Grandes Dramas Judiciários: Urbino de Freitas (29)

URBINIANA
LA GRANGE, António - Audiências de Julgamento do Dr. Urbino de Freitas. Porto: Typ. de Arthur José de Sousa & Irmão. 1893


A abrir, duas palavras do autor:

«Tratando-se de um processo, que tão vivamente tem impressionado o espirito publico, pareceu-nos que seria bem acolhida a reprodução authentica e completa, por meio da tachygraphia, de tudo quanto occorresse nas audiencias do julgamento. Podemos asseverar aos nossos leitores que todo o trabalho foi feito com a mais escrupulosa imparcialidade e meticuloso cuidado.
No criterio para a escolha de quaes as peças do processo que deveriam ser publicadas na integra ou em resumo, foi-nos de valioso auxilio o magnifico Extracto publicado pelo ex.mo snr.
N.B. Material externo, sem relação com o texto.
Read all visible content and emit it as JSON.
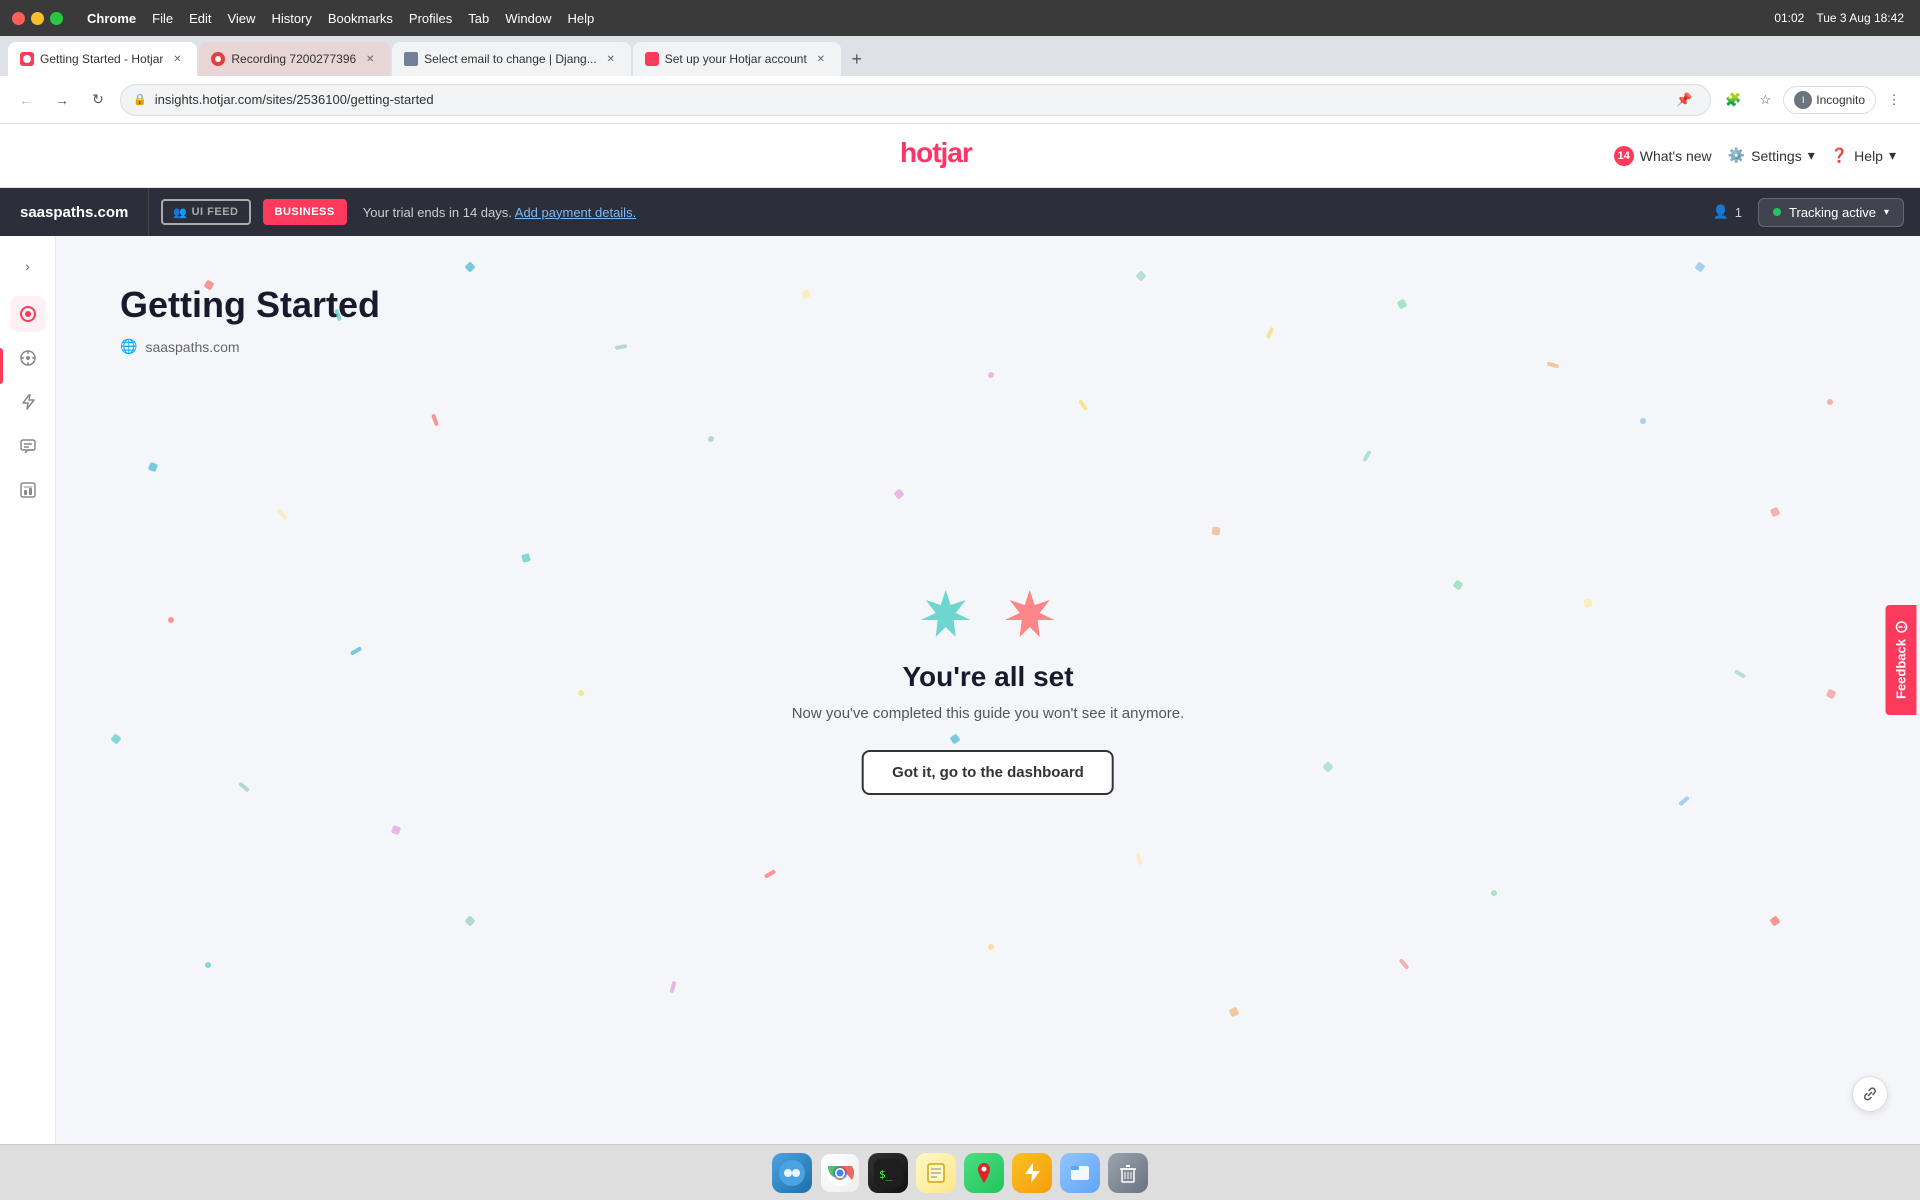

Eduardo Guimarães. E por conveniencia da impressão e paginação, vão esses documentos em Appenso, em vez de precederem as audiencias.
Reputar-nos-hemos felizes se o favor publico nos não faltar, perdoando-nos qualquer incorrecção, inherente a trabalhos d'esta ordem, sobretudo feitos com a rapidez com que este teve de ser executado.»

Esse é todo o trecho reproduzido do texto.